Lex:’ Yeah but, those are smaller upgrades… [falls away from the microphone laughing]
It’s worse when you realize Ethereum wanted to implement PoS in 2014 and still hasn’t gotten around to it.
Sure ETH 2.0 will be great. ETH 2.0 will have a shard chain architecture; it’ll use a Proof of Stake consensus mechanism called Casper; it’ll even scale to 100,000 transactions per second and have lower gas fees.
But we still have to wait and see if the Ethereum network can pull any of this off without violently shaking up the entire network (or adding more delays).
Round 3: Community
Here’s a look at the social media stats:
Cardano
- r/Cardano: 536,432 Subscribers
- Charles Hoskinson’s Twitter: 538,000 Followers
- Transactions Per Day: Roughly 35,000
- CoinMarketCap Trending: #17
Ethereum
- r/Ethereum: 1,031,926 Subscribers
- Vitalik Buterin Twitter: 2.1 Million Followers
- Transactions Per Day: Roughly 1.5 Million
- CoinMarketCap Trending: #11
Ethereum is an active network with the first-movers advantage over Cardano. It’s no surprise it absolutely kills Cardano here.
Although you have to give it up to ADA for coming late to the party and still putting on a show.
Round 4: Ecosystem
Ethereum has the largest crypto ecosystem on the market including thousands of altcoins, dApps, NFTs and highly trustworthy stablecoins like DAI.
Here’s a quick breakdown:
💰DeFi: Uniswap, Aave, MakerDAO
🐱NFTs: Rarible, Opensea, CryptoKitties, CryptoPunks
🎮Games: Alien Worlds, Axie Infinity, Decentraland,
🔥Utility: Metamask, Chainlink, VeChain, Brave Browser, DAI

Now let’s talk about smart contracts on Cardano…
💰DeFi: SundaeSwap (In development), OccamFi (In development; also one of the ugliest UIs I’ve ever seen) Cardstarter (In development)
🐱NFTs: Nonexistent
🎮Games: Nope
🔥Utility: Wait, you’re still reading this part?
Even though Ethereum is making a huge upgrade mid-flight, they are lightyears and lightyears ahead in terms of an ecosystem.
It’s like comparing a less technical Nintendo Switch with a bunch of awesome games to a heavy-duty computer with no software.
Final Round: Tokenomics
ADA vs.

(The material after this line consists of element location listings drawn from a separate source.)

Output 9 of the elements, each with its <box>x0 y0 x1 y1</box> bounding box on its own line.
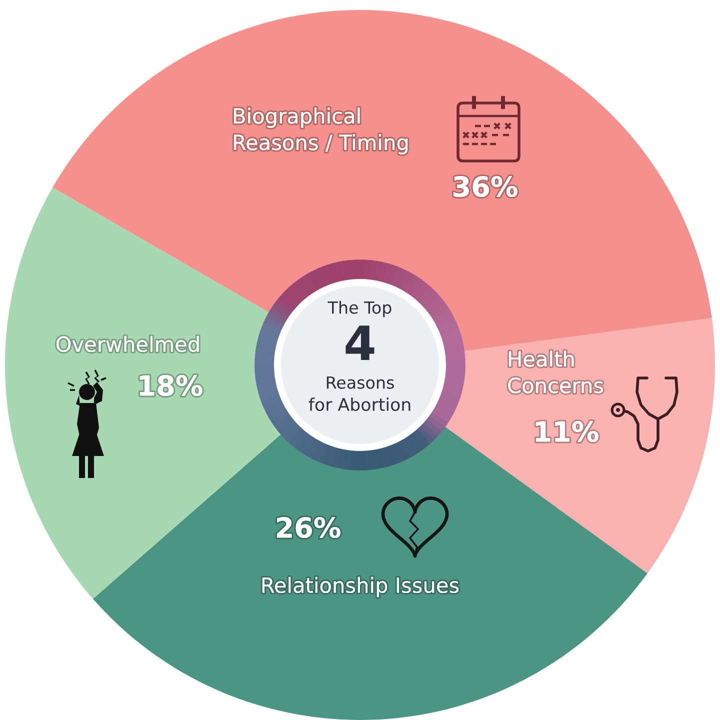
data-label: 11% <box>536 421 598 442</box>
data-label: 18% <box>140 375 202 396</box>
data-label: 36% <box>454 176 518 198</box>
slice-label: Overwhelmed <box>56 336 199 352</box>
slice-label: Biographical Reasons / Timing <box>234 108 408 154</box>
text: The Top 4 Reasons for Abortion <box>308 300 410 412</box>
slice-label: Relationship Issues <box>262 576 459 598</box>
slice-label: Health Concerns <box>508 350 604 394</box>
data-label: 26% <box>276 517 340 538</box>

ETH. Let’s do this.
One of the key reasons why Cardano and Ethereum quickly rose through the ranks is due to their sound tokenomics. Moreover, those tokenomics are getting better within the next few years.
Cardano has a token supply of 32 billion with a max supply of 45 billion. Every 4 to 5 years the token reserves will halve just as in the Bitcoin halving cycle. ADA therefore is a deflationary token.
Cardano’s staking averages out to around 7.31% APY and there is no minimum amount needed for staking ADA.
More than 70% of the Cardano network stakes tokens making it the most staked blockchain on the market.